Quel est le prix de l'immobilier à Jœuf ?
D'après les données DVF/DGFiP, le prix médian à Jœuf s'établit à 1 101 EUR/m2, avec une fourchette allant de 762 EUR/m2 (premier quartile) à 1 630 EUR/m2 (troisième quartile). L'écart entre ces deux bornes est considérable — plus de 850 EUR/m2 — ce qui signifie que le marché est très hétérogène : un bien en mauvais état ou mal situé peut se négocier à moins de 800 EUR/m2, tandis qu'un bien en bon état atteint 1 600 EUR/m2 et plus. Ce n'est pas une moyenne dans laquelle se reconnaissent tous les biens ; c'est une dispersion qui impose une vigilance extrême sur la qualité intrinsèque du logement avant toute offre. La distinction appartement/maison est nette : les appartements ressortent à 1 800 EUR/m2 en médiane, les maisons à 1 155 EUR/m2. Cet écart s'explique notamment par le volume et la qualité du parc de maisons individuelles, souvent plus ancien et nécessitant davantage de travaux. Pour un acheteur, le repère opérationnel est le suivant : si l'on vous propose une maison au-dessus de 1 400 EUR/m2 sans rénovation récente et sans DPE performant, vous payez une prime injustifiée au regard du marché local. Les 775 transactions DVF enregistrées témoignent d'un volume de ventes non négligeable pour une commune de 6 392 habitants, ce qui assure une certaine liquidité — mais cette liquidité ne doit pas être confondue avec une valorisation solide, comme la tendance et le contexte socio-économique permettent d'en juger.
Les prix de l'immobilier montent-ils ou baissent-ils à Jœuf ?
Sur les douze derniers mois, les prix affichent une hausse de 2,45 %. Sur un bien à 1 101 EUR/m2 et 80 m2, cela représente environ 2 150 EUR de gain nominal.
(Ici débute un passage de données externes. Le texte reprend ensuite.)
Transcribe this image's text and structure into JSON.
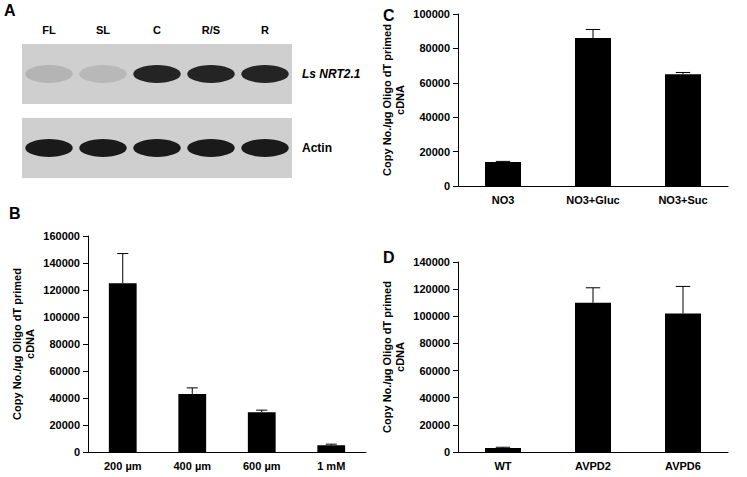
{
  "gel": {
    "panel": "A",
    "lanes": [
      "FL",
      "SL",
      "C",
      "R/S",
      "R"
    ],
    "rows": [
      {
        "label": "Ls NRT2.1",
        "italic": true,
        "band_intensity": [
          0.15,
          0.12,
          0.95,
          0.95,
          0.95
        ]
      },
      {
        "label": "Actin",
        "italic": false,
        "band_intensity": [
          1,
          1,
          1,
          1,
          1
        ]
      }
    ]
  },
  "chart_data": [
    {
      "panel": "B",
      "type": "bar",
      "ylabel": "Copy No./µg Oligo dT primed cDNA",
      "categories": [
        "200 µm",
        "400 µm",
        "600 µm",
        "1 mM"
      ],
      "values": [
        125000,
        43000,
        29500,
        5000
      ],
      "errors": [
        22000,
        4500,
        1500,
        800
      ],
      "color": "#000000",
      "ylim": [
        0,
        160000
      ],
      "yticks": [
        0,
        20000,
        40000,
        60000,
        80000,
        100000,
        120000,
        140000,
        160000
      ],
      "grid": false
    },
    {
      "panel": "C",
      "type": "bar",
      "ylabel": "Copy No./µg Oligo dT primed cDNA",
      "categories": [
        "NO3",
        "NO3+Gluc",
        "NO3+Suc"
      ],
      "values": [
        14000,
        86000,
        65000
      ],
      "errors": [
        300,
        5000,
        1000
      ],
      "color": "#000000",
      "ylim": [
        0,
        100000
      ],
      "yticks": [
        0,
        20000,
        40000,
        60000,
        80000,
        100000
      ],
      "grid": false
    },
    {
      "panel": "D",
      "type": "bar",
      "ylabel": "Copy No./µg Oligo dT primed cDNA",
      "categories": [
        "WT",
        "AVPD2",
        "AVPD6"
      ],
      "values": [
        3000,
        110000,
        102000
      ],
      "errors": [
        500,
        11000,
        20000
      ],
      "color": "#000000",
      "ylim": [
        0,
        140000
      ],
      "yticks": [
        0,
        20000,
        40000,
        60000,
        80000,
        100000,
        120000,
        140000
      ],
      "grid": false
    }
  ]
}
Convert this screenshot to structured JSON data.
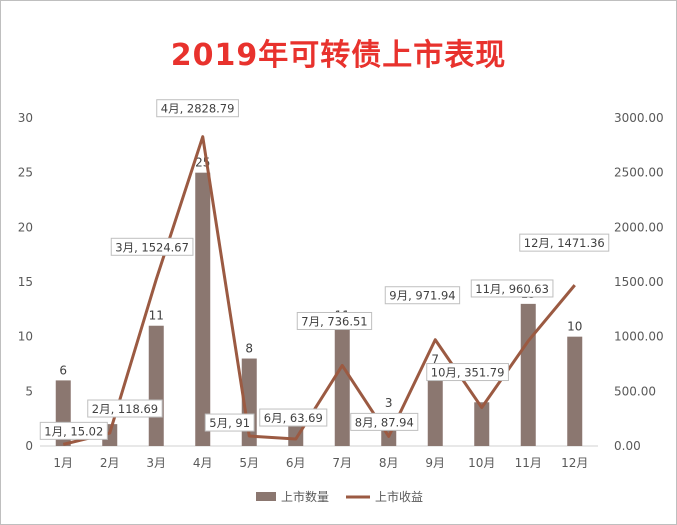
{
  "chart_data": {
    "type": "bar",
    "title": "2019年可转债上市表现",
    "categories": [
      "1月",
      "2月",
      "3月",
      "4月",
      "5月",
      "6月",
      "7月",
      "8月",
      "9月",
      "10月",
      "11月",
      "12月"
    ],
    "series": [
      {
        "name": "上市数量",
        "type": "bar",
        "axis": "left",
        "color": "#8b7770",
        "values": [
          6,
          2,
          11,
          25,
          8,
          2,
          11,
          3,
          7,
          4,
          13,
          10
        ],
        "labels": [
          "6",
          "",
          "11",
          "25",
          "8",
          "2",
          "11",
          "3",
          "7",
          "",
          "13",
          "10"
        ]
      },
      {
        "name": "上市收益",
        "type": "line",
        "axis": "right",
        "color": "#9b5a42",
        "values": [
          15.02,
          118.69,
          1524.67,
          2828.79,
          91,
          63.69,
          736.51,
          87.94,
          971.94,
          351.79,
          960.63,
          1471.36
        ],
        "labels": [
          "1月, 15.02",
          "2月, 118.69",
          "3月, 1524.67",
          "4月, 2828.79",
          "5月, 91",
          "6月, 63.69",
          "7月, 736.51",
          "8月, 87.94",
          "9月, 971.94",
          "10月, 351.79",
          "11月, 960.63",
          "12月, 1471.36"
        ]
      }
    ],
    "y_left": {
      "ylim": [
        0,
        30
      ],
      "ticks": [
        "0",
        "5",
        "10",
        "15",
        "20",
        "25",
        "30"
      ]
    },
    "y_right": {
      "ylim": [
        0,
        3000
      ],
      "ticks": [
        "0.00",
        "500.00",
        "1000.00",
        "1500.00",
        "2000.00",
        "2500.00",
        "3000.00"
      ]
    },
    "grid": false,
    "legend": "bottom"
  }
}
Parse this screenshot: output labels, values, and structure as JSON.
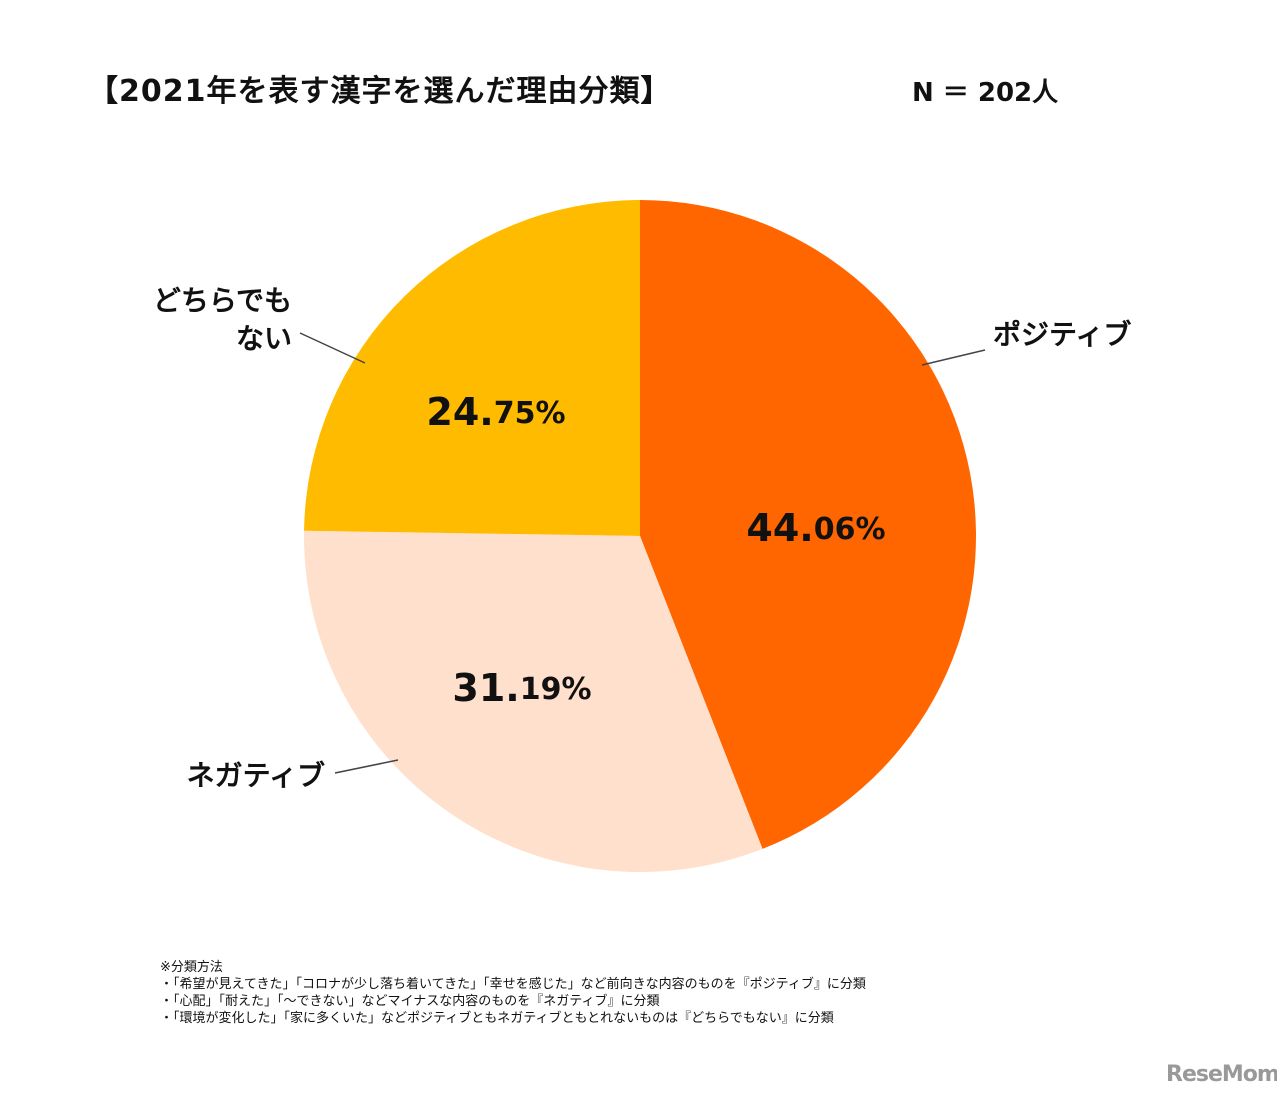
{
  "chart_data": {
    "type": "pie",
    "title": "【2021年を表す漢字を選んだ理由分類】",
    "sample_size": "N ＝ 202人",
    "start": "top",
    "direction": "clockwise",
    "slices": [
      {
        "label": "ポジティブ",
        "value": 44.06,
        "value_label": "44.06%",
        "color": "#FF6600"
      },
      {
        "label": "ネガティブ",
        "value": 31.19,
        "value_label": "31.19%",
        "color": "#FFE0CC"
      },
      {
        "label": "どちらでもない",
        "label_lines": [
          "どちらでも",
          "ない"
        ],
        "value": 24.75,
        "value_label": "24.75%",
        "color": "#FFBB00"
      }
    ]
  },
  "notes": [
    "※分類方法",
    "・「希望が見えてきた」「コロナが少し落ち着いてきた」「幸せを感じた」など前向きな内容のものを『ポジティブ』に分類",
    "・「心配」「耐えた」「～できない」などマイナスな内容のものを『ネガティブ』に分類",
    "・「環境が変化した」「家に多くいた」などポジティブともネガティブともとれないものは『どちらでもない』に分類"
  ],
  "logo": "ReseMom"
}
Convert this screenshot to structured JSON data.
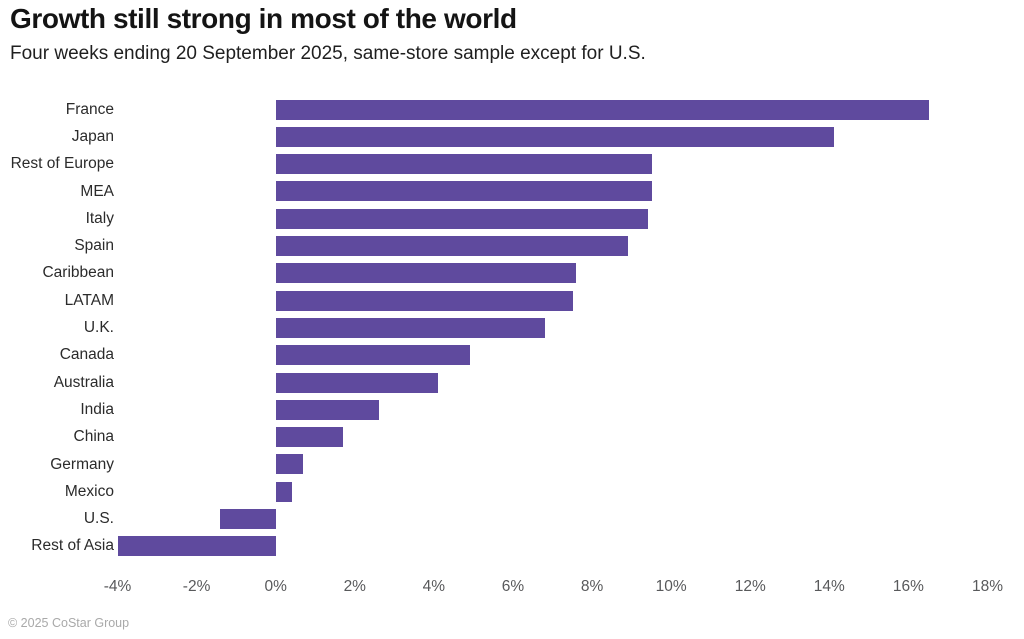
{
  "header": {
    "title": "Growth still strong in most of the world",
    "subtitle": "Four weeks ending 20 September 2025, same-store sample except for U.S."
  },
  "footer": {
    "copyright": "© 2025 CoStar Group"
  },
  "colors": {
    "bar": "#5f4a9e",
    "title_text": "#141414",
    "category_label": "#2b2b2b",
    "axis_label": "#58595b",
    "footer_text": "#a9a9a9",
    "background": "#ffffff"
  },
  "chart_data": {
    "type": "bar",
    "orientation": "horizontal",
    "title": "Growth still strong in most of the world",
    "subtitle": "Four weeks ending 20 September 2025, same-store sample except for U.S.",
    "xlabel": "",
    "ylabel": "",
    "unit": "%",
    "xlim": [
      -4,
      18
    ],
    "xticks": [
      -4,
      -2,
      0,
      2,
      4,
      6,
      8,
      10,
      12,
      14,
      16,
      18
    ],
    "xtick_suffix": "%",
    "grid": false,
    "legend": false,
    "bar_color": "#5f4a9e",
    "categories": [
      "France",
      "Japan",
      "Rest of Europe",
      "MEA",
      "Italy",
      "Spain",
      "Caribbean",
      "LATAM",
      "U.K.",
      "Canada",
      "Australia",
      "India",
      "China",
      "Germany",
      "Mexico",
      "U.S.",
      "Rest of Asia"
    ],
    "values": [
      16.5,
      14.1,
      9.5,
      9.5,
      9.4,
      8.9,
      7.6,
      7.5,
      6.8,
      4.9,
      4.1,
      2.6,
      1.7,
      0.7,
      0.4,
      -1.4,
      -4.0
    ]
  }
}
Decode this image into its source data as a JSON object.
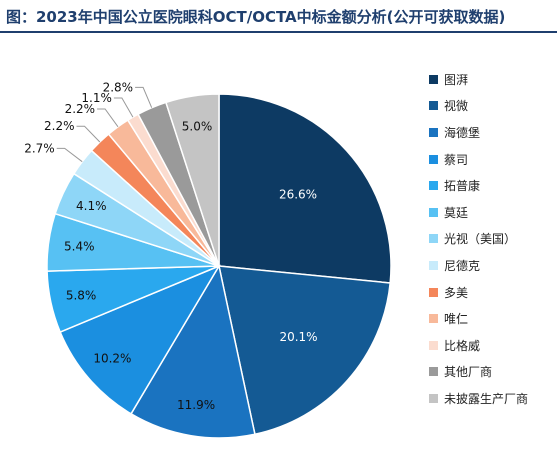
{
  "title": "图：2023年中国公立医院眼科OCT/OCTA中标金额分析(公开可获取数据)",
  "chart_data": {
    "type": "pie",
    "start_angle": "12 o'clock",
    "direction": "clockwise",
    "legend_position": "right",
    "slices": [
      {
        "label": "图湃",
        "value": 26.6,
        "display": "26.6%",
        "color": "#0d3a63"
      },
      {
        "label": "视微",
        "value": 20.1,
        "display": "20.1%",
        "color": "#145a94"
      },
      {
        "label": "海德堡",
        "value": 11.9,
        "display": "11.9%",
        "color": "#1a73c0"
      },
      {
        "label": "蔡司",
        "value": 10.2,
        "display": "10.2%",
        "color": "#1b8fe0"
      },
      {
        "label": "拓普康",
        "value": 5.8,
        "display": "5.8%",
        "color": "#2aa8ee"
      },
      {
        "label": "莫廷",
        "value": 5.4,
        "display": "5.4%",
        "color": "#57c1f3"
      },
      {
        "label": "光视（美国）",
        "value": 4.1,
        "display": "4.1%",
        "color": "#8ed6f7"
      },
      {
        "label": "尼德克",
        "value": 2.7,
        "display": "2.7%",
        "color": "#c8ebfb"
      },
      {
        "label": "多美",
        "value": 2.2,
        "display": "2.2%",
        "color": "#f4865a"
      },
      {
        "label": "唯仁",
        "value": 2.2,
        "display": "2.2%",
        "color": "#f8b99a"
      },
      {
        "label": "比格威",
        "value": 1.1,
        "display": "1.1%",
        "color": "#fbdccf"
      },
      {
        "label": "其他厂商",
        "value": 2.8,
        "display": "2.8%",
        "color": "#9a9a9a"
      },
      {
        "label": "未披露生产厂商",
        "value": 5.0,
        "display": "5.0%",
        "color": "#c4c4c4"
      }
    ]
  }
}
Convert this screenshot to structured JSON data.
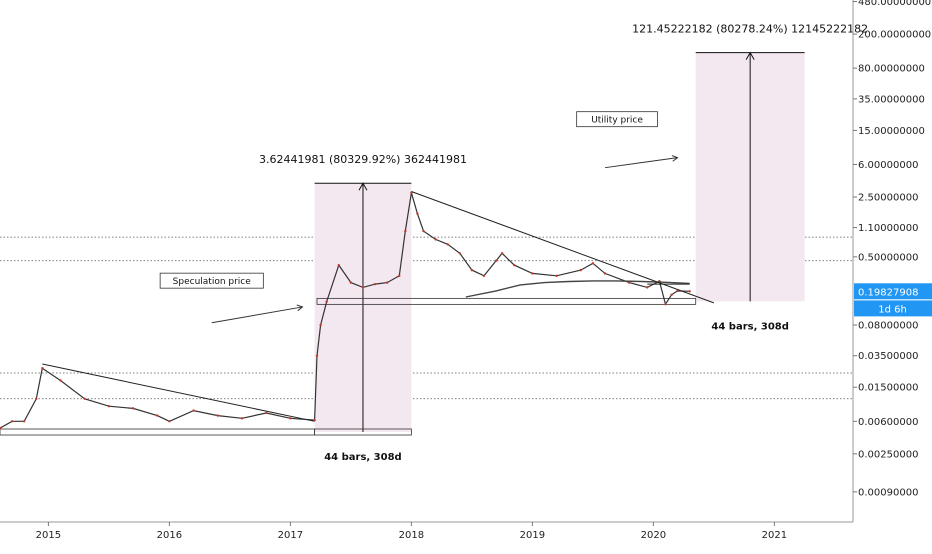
{
  "chart_data": {
    "type": "line",
    "title": "",
    "xlabel": "",
    "ylabel": "",
    "y_scale": "log",
    "ylim": [
      0.0004,
      500
    ],
    "xlim": [
      2014.6,
      2021.65
    ],
    "x_ticks": [
      {
        "label": "2015",
        "value": 2015.0
      },
      {
        "label": "2016",
        "value": 2016.0
      },
      {
        "label": "2017",
        "value": 2017.0
      },
      {
        "label": "2018",
        "value": 2018.0
      },
      {
        "label": "2019",
        "value": 2019.0
      },
      {
        "label": "2020",
        "value": 2020.0
      },
      {
        "label": "2021",
        "value": 2021.0
      }
    ],
    "y_ticks": [
      {
        "label": "480.00000000",
        "value": 480
      },
      {
        "label": "200.00000000",
        "value": 200
      },
      {
        "label": "80.00000000",
        "value": 80
      },
      {
        "label": "35.00000000",
        "value": 35
      },
      {
        "label": "15.00000000",
        "value": 15
      },
      {
        "label": "6.00000000",
        "value": 6
      },
      {
        "label": "2.50000000",
        "value": 2.5
      },
      {
        "label": "1.10000000",
        "value": 1.1
      },
      {
        "label": "0.50000000",
        "value": 0.5
      },
      {
        "label": "0.08000000",
        "value": 0.08
      },
      {
        "label": "0.03500000",
        "value": 0.035
      },
      {
        "label": "0.01500000",
        "value": 0.015
      },
      {
        "label": "0.00600000",
        "value": 0.006
      },
      {
        "label": "0.00250000",
        "value": 0.0025
      },
      {
        "label": "0.00090000",
        "value": 0.0009
      }
    ],
    "price_marker": {
      "label": "0.19827908",
      "value": 0.198,
      "color": "#2196f3"
    },
    "timeframe_marker": {
      "label": "1d 6h",
      "value": 0.125,
      "color": "#2196f3"
    },
    "horizontal_levels": [
      0.85,
      0.45,
      0.022,
      0.011
    ],
    "series": [
      {
        "color": "#333333",
        "x": [
          2014.6,
          2014.7,
          2014.8,
          2014.9,
          2014.95,
          2015.1,
          2015.3,
          2015.5,
          2015.7,
          2015.9,
          2016.0,
          2016.2,
          2016.4,
          2016.6,
          2016.8,
          2017.0,
          2017.2,
          2017.22,
          2017.25,
          2017.3,
          2017.4,
          2017.5,
          2017.6,
          2017.7,
          2017.8,
          2017.9,
          2017.95,
          2018.0,
          2018.05,
          2018.1,
          2018.2,
          2018.3,
          2018.4,
          2018.5,
          2018.6,
          2018.7,
          2018.75,
          2018.85,
          2019.0,
          2019.2,
          2019.4,
          2019.5,
          2019.6,
          2019.8,
          2019.95,
          2020.05,
          2020.1,
          2020.15,
          2020.2,
          2020.3
        ],
        "y": [
          0.005,
          0.006,
          0.006,
          0.011,
          0.025,
          0.018,
          0.011,
          0.009,
          0.0085,
          0.007,
          0.006,
          0.008,
          0.007,
          0.0065,
          0.0075,
          0.0065,
          0.0062,
          0.035,
          0.08,
          0.15,
          0.4,
          0.25,
          0.22,
          0.24,
          0.25,
          0.3,
          1.0,
          2.8,
          1.6,
          1.0,
          0.8,
          0.7,
          0.55,
          0.35,
          0.3,
          0.45,
          0.55,
          0.4,
          0.32,
          0.3,
          0.35,
          0.42,
          0.32,
          0.25,
          0.22,
          0.26,
          0.14,
          0.18,
          0.2,
          0.198
        ]
      },
      {
        "color": "#444444",
        "x": [
          2018.45,
          2018.7,
          2018.9,
          2019.1,
          2019.3,
          2019.5,
          2019.7,
          2019.9,
          2020.1,
          2020.3
        ],
        "y": [
          0.17,
          0.2,
          0.235,
          0.25,
          0.258,
          0.262,
          0.262,
          0.258,
          0.252,
          0.245
        ]
      }
    ],
    "trendlines": [
      {
        "x": [
          2014.95,
          2017.2
        ],
        "y": [
          0.028,
          0.006
        ]
      },
      {
        "x": [
          2018.0,
          2020.5
        ],
        "y": [
          2.9,
          0.145
        ]
      },
      {
        "x": [
          2019.95,
          2020.3
        ],
        "y": [
          0.24,
          0.24
        ]
      }
    ],
    "ranges": [
      {
        "x": [
          2017.2,
          2018.0
        ],
        "y": [
          0.0045,
          3.62
        ],
        "label": "3.62441981 (80329.92%) 362441981",
        "bars_label": "44 bars, 308d"
      },
      {
        "x": [
          2020.35,
          2021.25
        ],
        "y": [
          0.151,
          121.45
        ],
        "label": "121.45222182 (80278.24%) 12145222182",
        "bars_label": "44 bars, 308d"
      }
    ],
    "range_bases": [
      {
        "x": [
          2014.6,
          2017.2
        ],
        "y": 0.0045
      },
      {
        "x": [
          2017.2,
          2018.0
        ],
        "y": 0.0045
      },
      {
        "x": [
          2017.22,
          2020.35
        ],
        "y": 0.151
      }
    ],
    "annotations": [
      {
        "text": "Speculation price",
        "x": 2016.35,
        "y": 0.26,
        "boxed": true
      },
      {
        "text": "Utility price",
        "x": 2019.7,
        "y": 20,
        "boxed": true
      }
    ],
    "arrows": [
      {
        "x": [
          2016.35,
          2017.1
        ],
        "y": [
          0.085,
          0.13
        ]
      },
      {
        "x": [
          2019.6,
          2020.2
        ],
        "y": [
          5.5,
          7.2
        ]
      }
    ]
  }
}
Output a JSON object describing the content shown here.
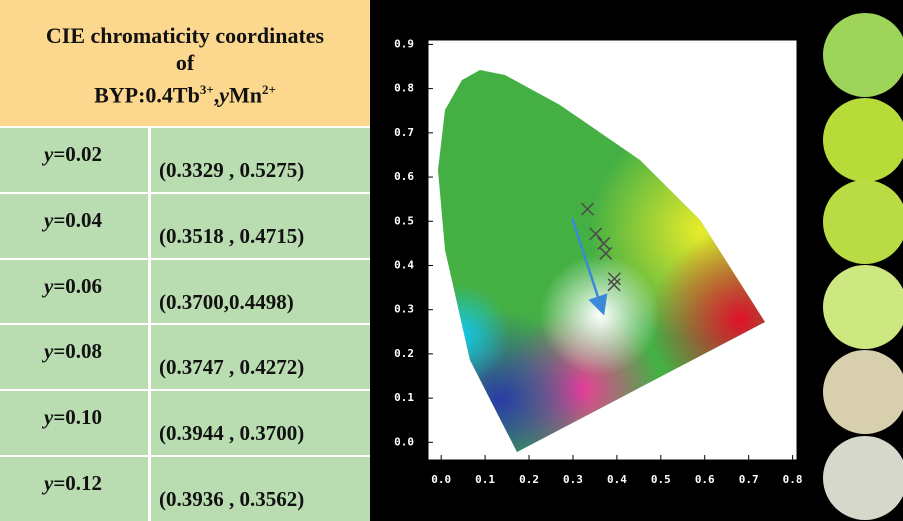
{
  "table": {
    "title_lines": [
      "CIE chromaticity coordinates",
      "of"
    ],
    "formula": {
      "base": "BYP:0.4Tb",
      "sup1": "3+",
      "sep": ",",
      "var": "y",
      "ion": "Mn",
      "sup2": "2+"
    },
    "rows": [
      {
        "var": "y",
        "value": "=0.02",
        "coords": "(0.3329 , 0.5275)"
      },
      {
        "var": "y",
        "value": "=0.04",
        "coords": "(0.3518 , 0.4715)"
      },
      {
        "var": "y",
        "value": "=0.06",
        "coords": "(0.3700,0.4498)"
      },
      {
        "var": "y",
        "value": "=0.08",
        "coords": "(0.3747 , 0.4272)"
      },
      {
        "var": "y",
        "value": "=0.10",
        "coords": "(0.3944 , 0.3700)"
      },
      {
        "var": "y",
        "value": "=0.12",
        "coords": "(0.3936 , 0.3562)"
      }
    ]
  },
  "chart_data": {
    "type": "scatter",
    "x": [
      0.3329,
      0.3518,
      0.37,
      0.3747,
      0.3944,
      0.3936
    ],
    "values": [
      0.5275,
      0.4715,
      0.4498,
      0.4272,
      0.37,
      0.3562
    ],
    "color": "#4a4a4a",
    "xlim": [
      -0.03,
      0.81
    ],
    "ylim": [
      -0.04,
      0.91
    ],
    "xticks": [
      {
        "value": 0,
        "label": "0.0"
      },
      0.1,
      0.2,
      0.3,
      0.4,
      0.5,
      0.6,
      0.7,
      0.8
    ],
    "yticks": [
      {
        "value": 0,
        "label": "0.0"
      },
      0.1,
      0.2,
      0.3,
      0.4,
      0.5,
      0.6,
      0.7,
      0.8,
      0.9
    ]
  }
}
C'est positif, mais il faut immédiatement contextualiser ce chiffre pour éviter de s'y fier aveuglément. Une progression de 2,45 % dans un environnement d'inflation supérieure à 2 % représente une hausse quasi nulle en termes réels. Autrement dit, le marché de Jœuf ne perd pas de valeur en nominal, mais il ne constitue pas non plus un moteur de capitalisation patrimoniale. Il stagne, en termes réels. Ce contexte de légère hausse nominale doit aussi être lu à l'aune des fondamentaux locaux : un taux de chômage de 20 %, un taux de pauvreté de 21,2 %, un revenu médian de 21 820 EUR/an par iris, et une perte de population de 2,56 % sur cinq ans. Ces quatre indicateurs exercent structurellement une pression à la baisse sur la demande immobilière locale. La hausse des douze derniers mois est donc fragile : elle peut refléter un effet de rattrapage conjoncturel ou quelques transactions atypiques, davantage qu'un retournement de fond. Pour un acheteur en résidence principale à long terme, ce marché ne présente pas de risque d'effondrement brutal apparent, mais il ne faut pas compter sur la plus-value pour financer un projet futur. Pour un vendeur, profiter de cette accalmie haussière pour vendre sans tarder est une lecture cohérente des données disponibles.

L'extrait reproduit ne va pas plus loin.